Here's what it looks like from the inside.

They inflated my guts to poke around with the scope, inspect my GI health and insert the tube. The insertion went smoothly. Afterwards I was really gassy and farted a LOT.  Some of the air sneaks into the peritoneum so I had a big bubble pressing against my diaphragm. That was pretty uncomfortable until the gases were finally reabsorbed and things felt "normal" again.  I left the hospital feeling pretty good. Then the drugs started wearing off. Damn!. It felt like somebody had been punching me in the guts the whole time I was unconscious.  Had to lie down and nap for a few hours when I got home. Felt much better afterwards. But, the incision area is still tender. I do not recommend this accessory for folks like me who prefer to sleep on their stomach.

Friday was a big day that included three appointments. First was a post-op check of the PEG. That went really well.

Second was my CT Simulation. In anticipation of radiation treatment, they made a mask of my head, neck and shoulders by stretching a warm  thermo-plastic mesh over me and tacking it to the CT scan table. Once the mask cooled to its rigid final form I was firmly locked to the table. They attached a few reference tags to the mask to aid in alignment and then marked me with a tiny tattoo. It's so tiny that you probably couldn't find it if you went looking for it. But, nevertheless, Bridget is now the only tattoo-free member of this side of the family. Unfortunately, I didn't think to have them take photos of me during the process. But, here's what it looked like afterwards.

 

Once that was done they loaded me into the CT scan tunnel to make a digital 3D image of head and neck.

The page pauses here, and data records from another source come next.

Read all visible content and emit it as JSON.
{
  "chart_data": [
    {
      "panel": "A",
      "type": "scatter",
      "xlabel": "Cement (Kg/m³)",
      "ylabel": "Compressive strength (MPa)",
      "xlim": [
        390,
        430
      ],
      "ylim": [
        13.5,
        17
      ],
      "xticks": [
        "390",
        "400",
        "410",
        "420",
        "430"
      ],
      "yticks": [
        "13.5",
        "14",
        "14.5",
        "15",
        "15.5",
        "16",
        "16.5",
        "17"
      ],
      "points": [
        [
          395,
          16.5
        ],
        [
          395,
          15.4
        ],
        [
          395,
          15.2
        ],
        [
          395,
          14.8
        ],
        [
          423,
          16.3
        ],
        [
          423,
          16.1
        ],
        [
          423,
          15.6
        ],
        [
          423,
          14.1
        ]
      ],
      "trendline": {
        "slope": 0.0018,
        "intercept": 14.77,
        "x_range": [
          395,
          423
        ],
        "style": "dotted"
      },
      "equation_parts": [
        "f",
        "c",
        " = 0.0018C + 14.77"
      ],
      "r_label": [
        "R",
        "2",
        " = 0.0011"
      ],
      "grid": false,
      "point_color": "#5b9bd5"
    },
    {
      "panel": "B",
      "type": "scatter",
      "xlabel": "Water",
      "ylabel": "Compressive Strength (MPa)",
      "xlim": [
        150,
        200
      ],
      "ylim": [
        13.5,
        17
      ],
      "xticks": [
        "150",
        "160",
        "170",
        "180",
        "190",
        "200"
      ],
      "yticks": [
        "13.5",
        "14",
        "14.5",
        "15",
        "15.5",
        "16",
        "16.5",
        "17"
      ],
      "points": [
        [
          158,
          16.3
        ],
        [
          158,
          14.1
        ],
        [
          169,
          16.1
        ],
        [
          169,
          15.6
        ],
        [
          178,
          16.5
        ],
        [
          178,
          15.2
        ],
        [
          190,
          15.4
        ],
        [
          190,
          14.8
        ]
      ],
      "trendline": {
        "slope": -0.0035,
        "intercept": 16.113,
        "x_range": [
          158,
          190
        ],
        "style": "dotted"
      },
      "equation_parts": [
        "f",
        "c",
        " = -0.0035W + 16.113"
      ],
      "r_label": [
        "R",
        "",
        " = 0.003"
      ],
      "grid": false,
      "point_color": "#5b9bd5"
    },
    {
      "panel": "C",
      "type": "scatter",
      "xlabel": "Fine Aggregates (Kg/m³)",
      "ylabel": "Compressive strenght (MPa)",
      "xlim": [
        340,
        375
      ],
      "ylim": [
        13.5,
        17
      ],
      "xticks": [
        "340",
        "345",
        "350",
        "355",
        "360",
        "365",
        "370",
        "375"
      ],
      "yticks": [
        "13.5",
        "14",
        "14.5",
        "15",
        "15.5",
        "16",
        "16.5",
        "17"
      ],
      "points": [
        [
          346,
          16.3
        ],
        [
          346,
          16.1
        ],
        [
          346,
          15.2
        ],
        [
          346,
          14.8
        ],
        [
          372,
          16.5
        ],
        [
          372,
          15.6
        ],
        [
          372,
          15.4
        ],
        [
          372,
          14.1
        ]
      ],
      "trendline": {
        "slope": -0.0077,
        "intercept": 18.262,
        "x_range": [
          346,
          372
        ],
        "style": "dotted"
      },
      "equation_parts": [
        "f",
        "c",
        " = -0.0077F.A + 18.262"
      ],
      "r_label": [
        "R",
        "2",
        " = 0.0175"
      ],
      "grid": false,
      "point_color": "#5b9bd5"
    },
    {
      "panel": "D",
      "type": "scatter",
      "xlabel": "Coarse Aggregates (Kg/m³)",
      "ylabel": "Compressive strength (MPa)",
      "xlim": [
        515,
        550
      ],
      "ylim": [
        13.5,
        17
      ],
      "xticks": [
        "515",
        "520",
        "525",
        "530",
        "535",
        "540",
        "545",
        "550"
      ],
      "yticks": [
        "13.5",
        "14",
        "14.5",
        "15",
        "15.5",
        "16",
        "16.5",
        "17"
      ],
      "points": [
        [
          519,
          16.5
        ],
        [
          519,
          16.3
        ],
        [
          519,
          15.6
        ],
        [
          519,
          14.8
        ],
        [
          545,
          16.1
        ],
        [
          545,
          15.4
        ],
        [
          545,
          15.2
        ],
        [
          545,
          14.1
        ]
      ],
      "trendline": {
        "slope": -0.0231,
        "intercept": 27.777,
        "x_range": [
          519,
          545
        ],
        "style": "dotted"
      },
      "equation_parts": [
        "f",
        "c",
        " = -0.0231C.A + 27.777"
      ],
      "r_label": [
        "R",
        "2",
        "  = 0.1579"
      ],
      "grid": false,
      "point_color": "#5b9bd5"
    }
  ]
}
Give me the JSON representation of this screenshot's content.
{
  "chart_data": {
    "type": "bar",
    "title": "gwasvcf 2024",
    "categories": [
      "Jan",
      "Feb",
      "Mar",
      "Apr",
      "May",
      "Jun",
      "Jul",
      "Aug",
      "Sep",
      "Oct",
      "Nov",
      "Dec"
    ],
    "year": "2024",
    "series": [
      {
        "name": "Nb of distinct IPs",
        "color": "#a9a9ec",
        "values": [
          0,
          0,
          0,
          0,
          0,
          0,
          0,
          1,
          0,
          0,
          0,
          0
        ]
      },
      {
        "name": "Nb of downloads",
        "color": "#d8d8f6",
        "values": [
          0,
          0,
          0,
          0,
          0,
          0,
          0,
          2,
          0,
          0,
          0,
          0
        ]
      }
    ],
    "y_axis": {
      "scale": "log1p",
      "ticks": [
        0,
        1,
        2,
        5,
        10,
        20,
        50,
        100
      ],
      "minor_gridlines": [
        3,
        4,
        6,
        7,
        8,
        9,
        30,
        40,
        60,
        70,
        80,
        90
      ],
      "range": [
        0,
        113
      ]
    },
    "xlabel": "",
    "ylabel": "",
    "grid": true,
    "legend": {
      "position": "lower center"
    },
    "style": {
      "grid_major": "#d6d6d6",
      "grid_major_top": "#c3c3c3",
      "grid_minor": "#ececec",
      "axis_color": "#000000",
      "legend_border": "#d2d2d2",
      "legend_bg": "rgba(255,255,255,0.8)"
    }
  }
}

This will be used to calculate the strength and direction of the radiation to most effectively penetrate the good tissue and target the cancerous areas. Calculation and consultations should take about 2 weeks. The the radiation/chemo treatment combo can then commence.

Finally, we met with the folks at Home Care IV to get trained on the care and feeding of my PEG. It's simple. Inject 60 ml of water each day to flush it until the time I might need it. Then come back and they'll supply me with the dietary supplements I  might want.

Monday we return to the chemo oncologist. He had suggested a pre-dose of chemo if this whole process was going to take too long. Hopefully, we have made enough progress that he'll hold off until the anticipated July 13 start date for the complete treatment.